XXI Edición

Curso 2024 - 2025

Alejandro Quintana

Eco 

Miguel Rodríguez Rodríguez, 15 años

Stella Maris College (Madrid)

«¿Por qué debo levantarme si cada mañana me asalta la misma pregunta? ¿Por qué tengo que vivir con cientos de ellos, aguijoneado por tantas dudas sin solución?

Él no era como ellos, que no se hacía preguntas. Era más sencillo sonreír, porque así no había peligro de padecer incomodidad, ansiedad o dolor. Nada podía afectar a quien ocultaba sus inquietudes tras una falsa sonrisa. 

«Además, para qué hacerme preguntas si no hay respuestas. Nunca había habido respuestas».

Eso era lo que ellos creían.  Aunque, en realidad, no creían en nada sino en lo que sentían. Ellos sentían desde que se levantaban en el dormitorio común, mientras trabajaban y hasta que se dormían. Desde que nacían, en el laboratorio 331, hasta el momento en que decidían morir, no dejaban de sentir.

Su vida había consistido en iluminar la niebla que cubría el mundo. Había intentado encontrar un sentido a todo lo que le rodeaba, pero no había sido capaz. Él pensaba, más allá de su capacidad de sentir. Por eso se hacía preguntas, aunque nadie las respondiera. Aun así, sabía que era afortunado frente a lo que ellos no habían disfrutado. Él había tenido padres, había gozado de una infancia feliz y había sido educado en familia. Eso sí, había algo que un día tuvo y que la sociedad le hizo olvidar.

Harto de tanta incertidumbre, una brumosa mañana de abril dejó atrás su fría e impersonal ciudad sin nombre, llena de habitantes sin nombre, y emprendió un viaje en busca de sentido y de respuestas a aquella misteriosa cualidad que le diferenciaba del resto, así como de aquello que tuvo pero de lo que no se acordaba.

Tras jornadas de soledad absoluta y conversaciones consigo mismo, llegó a un valle vacío y triste. Gritó con voz potente:

—Hola… ¿Hay alguien?

—Alguien… alguien… —repitió el eco.

–¿Quién eres?

–Eres… eres… eres…

 —¿Vives aquí? —preguntó.

—Aquí… aquí… aquí… 

—¿Estás solo? 

—Solo… solo… solo… solo…—el eco sonó lastimero esta vez.

—¿Sabes quién soy yo?... ¿No?

—No… no… no… 

Se quedó desilusionado, pues el eco no le había dado respuestas, sino más preguntas, y no eran preguntas lo que buscaba. 

Decidió establecerse allí porque, al menos, podía hablar con alguien. En la ciudad nadie hablaba más de lo necesario. Así que todos los días saludaba al eco, y el eco le devolvía el saludo.
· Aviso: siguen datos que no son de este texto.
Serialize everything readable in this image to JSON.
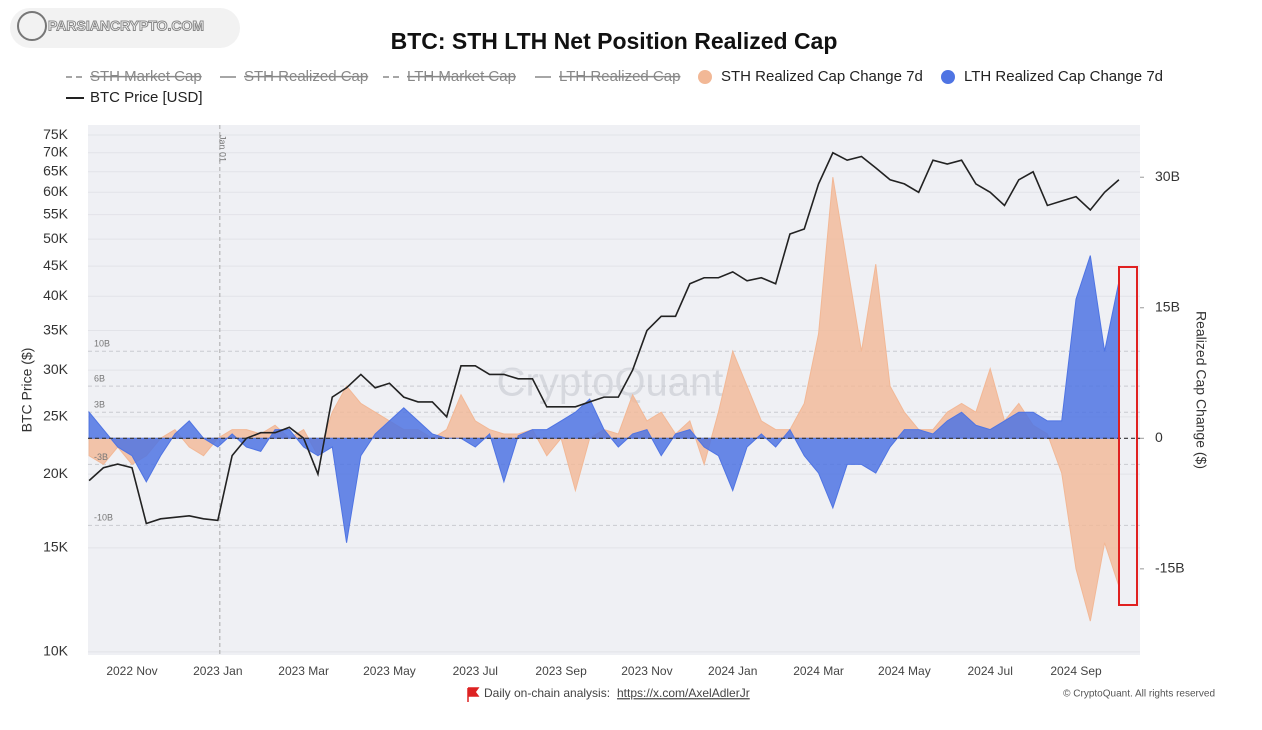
{
  "chart_data": {
    "type": "combo",
    "watermark_logo": "PARSIANCRYPTO.COM",
    "watermark": "CryptoQuant",
    "title": "BTC: STH LTH Net Position Realized Cap",
    "ylabel": "BTC Price ($)",
    "y2label": "Realized Cap Change ($)",
    "yscale": "log",
    "ylim": [
      9880,
      78000
    ],
    "yticks": [
      {
        "value": 10000,
        "label": "10K"
      },
      {
        "value": 15000,
        "label": "15K"
      },
      {
        "value": 20000,
        "label": "20K"
      },
      {
        "value": 25000,
        "label": "25K"
      },
      {
        "value": 30000,
        "label": "30K"
      },
      {
        "value": 35000,
        "label": "35K"
      },
      {
        "value": 40000,
        "label": "40K"
      },
      {
        "value": 45000,
        "label": "45K"
      },
      {
        "value": 50000,
        "label": "50K"
      },
      {
        "value": 55000,
        "label": "55K"
      },
      {
        "value": 60000,
        "label": "60K"
      },
      {
        "value": 65000,
        "label": "65K"
      },
      {
        "value": 70000,
        "label": "70K"
      },
      {
        "value": 75000,
        "label": "75K"
      }
    ],
    "y2lim": [
      -24.9,
      36.0
    ],
    "y2ticks": [
      {
        "value": -15,
        "label": "-15B"
      },
      0,
      {
        "value": 15,
        "label": "15B"
      },
      {
        "value": 30,
        "label": "30B"
      }
    ],
    "reference_lines": [
      {
        "value": 10,
        "label": "10B"
      },
      {
        "value": 6,
        "label": "6B"
      },
      {
        "value": 3,
        "label": "3B"
      },
      {
        "value": -3,
        "label": "-3B"
      },
      {
        "value": -10,
        "label": "-10B"
      }
    ],
    "annotation": {
      "label": "Jan 01",
      "at": "2023 Jan"
    },
    "grid": true,
    "hidden_series": [
      {
        "name": "STH Market Cap",
        "dash": "6 4"
      },
      {
        "name": "STH Realized Cap",
        "dash": "none"
      },
      {
        "name": "LTH Market Cap",
        "dash": "6 4"
      },
      {
        "name": "LTH Realized Cap",
        "dash": "none"
      }
    ],
    "x": [
      null,
      null,
      null,
      "2022 Nov",
      null,
      null,
      null,
      null,
      null,
      "2023 Jan",
      null,
      null,
      null,
      null,
      null,
      "2023 Mar",
      null,
      null,
      null,
      null,
      null,
      "2023 May",
      null,
      null,
      null,
      null,
      null,
      "2023 Jul",
      null,
      null,
      null,
      null,
      null,
      "2023 Sep",
      null,
      null,
      null,
      null,
      null,
      "2023 Nov",
      null,
      null,
      null,
      null,
      null,
      "2024 Jan",
      null,
      null,
      null,
      null,
      null,
      "2024 Mar",
      null,
      null,
      null,
      null,
      null,
      "2024 May",
      null,
      null,
      null,
      null,
      null,
      "2024 Jul",
      null,
      null,
      null,
      null,
      null,
      "2024 Sep",
      null,
      null,
      null
    ],
    "series": [
      {
        "name": "STH Realized Cap Change 7d",
        "type": "area",
        "axis": "y2",
        "color": "#f2b896",
        "values": [
          -2,
          -3,
          -1,
          -3,
          -2,
          0,
          1,
          -1,
          -2,
          0,
          1,
          1,
          0.5,
          1.5,
          0,
          1,
          -2,
          3,
          6,
          4,
          3,
          2,
          1,
          1,
          0,
          1,
          5,
          2,
          1,
          0.5,
          0.5,
          1,
          -2,
          0,
          -6,
          0,
          1,
          0.5,
          5,
          2,
          3,
          0.5,
          2,
          -3,
          3,
          10,
          6,
          2,
          1,
          1,
          4,
          12,
          30,
          20,
          10,
          20,
          6,
          3,
          1,
          1,
          3,
          4,
          3,
          8,
          2,
          4,
          1.5,
          0.5,
          -4,
          -15,
          -21,
          -12,
          -17
        ]
      },
      {
        "name": "LTH Realized Cap Change 7d",
        "type": "area",
        "axis": "y2",
        "color": "#4f74e3",
        "values": [
          3,
          1,
          -1,
          -2,
          -5,
          -2,
          0.5,
          2,
          0,
          -1,
          0.5,
          -1,
          -1.5,
          1,
          1,
          -1,
          -2,
          -1,
          -12,
          -2,
          0.5,
          2,
          3.5,
          2,
          0.5,
          0,
          0,
          -1,
          0.5,
          -5,
          0.3,
          1,
          1,
          2,
          3,
          4.5,
          1,
          -1,
          0.5,
          1,
          -2,
          0.5,
          1,
          -1,
          -2,
          -6,
          -1,
          0.5,
          -1,
          1,
          -2,
          -4,
          -8,
          -3,
          -3,
          -4,
          -1,
          1,
          1,
          0.5,
          2,
          3,
          1.5,
          1,
          2,
          3,
          3,
          2,
          2,
          16,
          21,
          10,
          18
        ]
      },
      {
        "name": "BTC Price [USD]",
        "type": "line",
        "axis": "y",
        "color": "#222222",
        "values": [
          19500,
          20500,
          20800,
          20500,
          16500,
          16800,
          16900,
          17000,
          16800,
          16700,
          21500,
          23000,
          23500,
          23500,
          24000,
          23000,
          20000,
          27000,
          28000,
          29500,
          28000,
          28500,
          27000,
          26500,
          26500,
          25000,
          30500,
          30500,
          29500,
          29500,
          29000,
          29000,
          26000,
          26000,
          26000,
          26500,
          27000,
          27000,
          30000,
          35000,
          37000,
          37000,
          42000,
          43000,
          43000,
          44000,
          42500,
          43000,
          42000,
          51000,
          52000,
          62000,
          70000,
          68000,
          69000,
          66000,
          63000,
          62000,
          60000,
          68000,
          67000,
          68000,
          62000,
          60000,
          57000,
          63000,
          65000,
          57000,
          58000,
          59000,
          56000,
          60000,
          63000
        ]
      }
    ],
    "footer": {
      "text": "Daily on-chain analysis:",
      "link": "https://x.com/AxelAdlerJr"
    },
    "copyright": "© CryptoQuant. All rights reserved"
  }
}
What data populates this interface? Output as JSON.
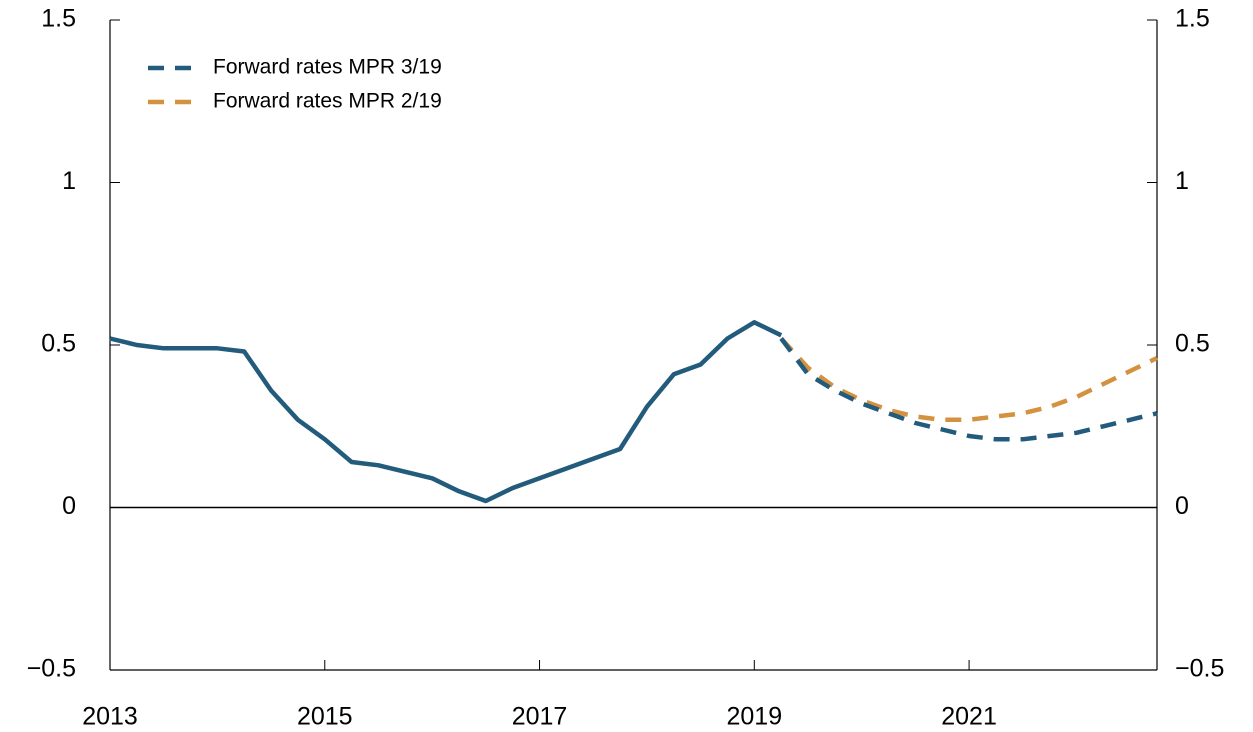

Todas sus conversaciones eran igual de insulsas. 

«Pero, ¿qué es aquello que siempre me ha distinguido?». Estaba seguro de que era algo concreto, pero no sabía qué.

Hasta que una mañana ocurrió algo sorprendente: un eco que no conocía tomó la iniciativa.

 —Hola… ¿hay alguien?

—Alguien –dijo él, y su eco lo repitió decenas de veces.

–¿Vives aquí? —preguntó el nuevo eco.

 –Aquí —contestaron él y su eco.

–¿Solo estás tú? —volvió a interrogarle el eco desconocido.

—¡Estás tú! —gritó ilusionado junto a su eco, y aquel grito de alegría se multiplicó en el valle.

 Su interlocutor debió reconocerlo, porque lo llamó por su nombre:

—¡Adán!

Esta vez, el eco se repitió en su cabeza. De repente, se le cayó la venda de los ojos y por su mente pasó su vida: la infancia feliz con su familia, la misteriosa muerte de sus padres y su madurez en un mundo impersonal. Entonces descubrió qué era aquello que le distinguía de los habitantes de la ciudad: él tenía un nombre, que no había descubierto hasta ese momento. 

Bajó a la carrera hacia el valle, en donde se encontró con la fuente de aquel eco tan revelador: era una mujer, antigua amiga de la infancia. Se llamaba Eva.